I heard the sound of my plastic bags as I sat down on a bench outside. I lifted my guardian as I took a look at the tiny plastic bags that is hiding in the inner pocket. Even if I have sold drugs for a couple of years, I never felt the need to try them myself.

The society always blames the one who takes the drug instead of the one selling it to them. The society places all their focus on the ones taking them because they want to fix them, in between the lines is society calling nicotine addicts idiots. It might be illegal to sell drugs and be a drug dealer, but society doesn't want to fix us as much as they want to fix our victims.

It is also so many double standards going around in the drug dealing world as well. I have often been called dirty because I belong to the lower society class, not to mention I have a criminal father which results in people expecting me to involve in crimes as well.

However, when someone with a high society status is taking or selling drugs, they are getting praised for it. It's only cool to sell and take drugs if you are rich, but if you are not then it's dirty.

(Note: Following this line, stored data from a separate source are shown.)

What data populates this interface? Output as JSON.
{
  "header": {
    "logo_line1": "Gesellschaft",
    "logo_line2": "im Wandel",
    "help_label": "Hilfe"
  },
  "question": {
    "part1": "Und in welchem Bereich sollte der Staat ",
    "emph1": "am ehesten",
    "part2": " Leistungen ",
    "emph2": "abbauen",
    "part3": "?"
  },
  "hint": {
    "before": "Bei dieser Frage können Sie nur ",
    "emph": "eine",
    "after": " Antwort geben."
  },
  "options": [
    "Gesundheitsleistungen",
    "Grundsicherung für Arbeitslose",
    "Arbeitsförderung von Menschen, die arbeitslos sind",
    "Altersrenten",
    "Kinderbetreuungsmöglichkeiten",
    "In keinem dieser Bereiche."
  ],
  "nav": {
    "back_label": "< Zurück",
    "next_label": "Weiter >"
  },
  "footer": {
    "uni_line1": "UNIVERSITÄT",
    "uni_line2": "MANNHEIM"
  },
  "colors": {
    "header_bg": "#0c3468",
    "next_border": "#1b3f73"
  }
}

It's annoying to carry around the knowledge of double standards when you are affected by them, while watching these goddamn posh brats not even bothering to acknowledge double standards exist in the first place. Sometimes, all I want is to slap them right in the face to make them realize how many privileges are raining on them every day.

I try my best not to drag all posh people over en edge because I hate it when people judge me for the same reason. I do know that not all posh people are spoiled brats, like Ni-ki. If, for some reason, I decided to introduce Hanami and Yui to some Kinmyaku students, I would choose Ni-ki and Ni-ki only.

But I will never introduce them or anyone to Ni-ki for obvious reasons. I dont want to share him with anyone else; I want to keep him to myself and myself only.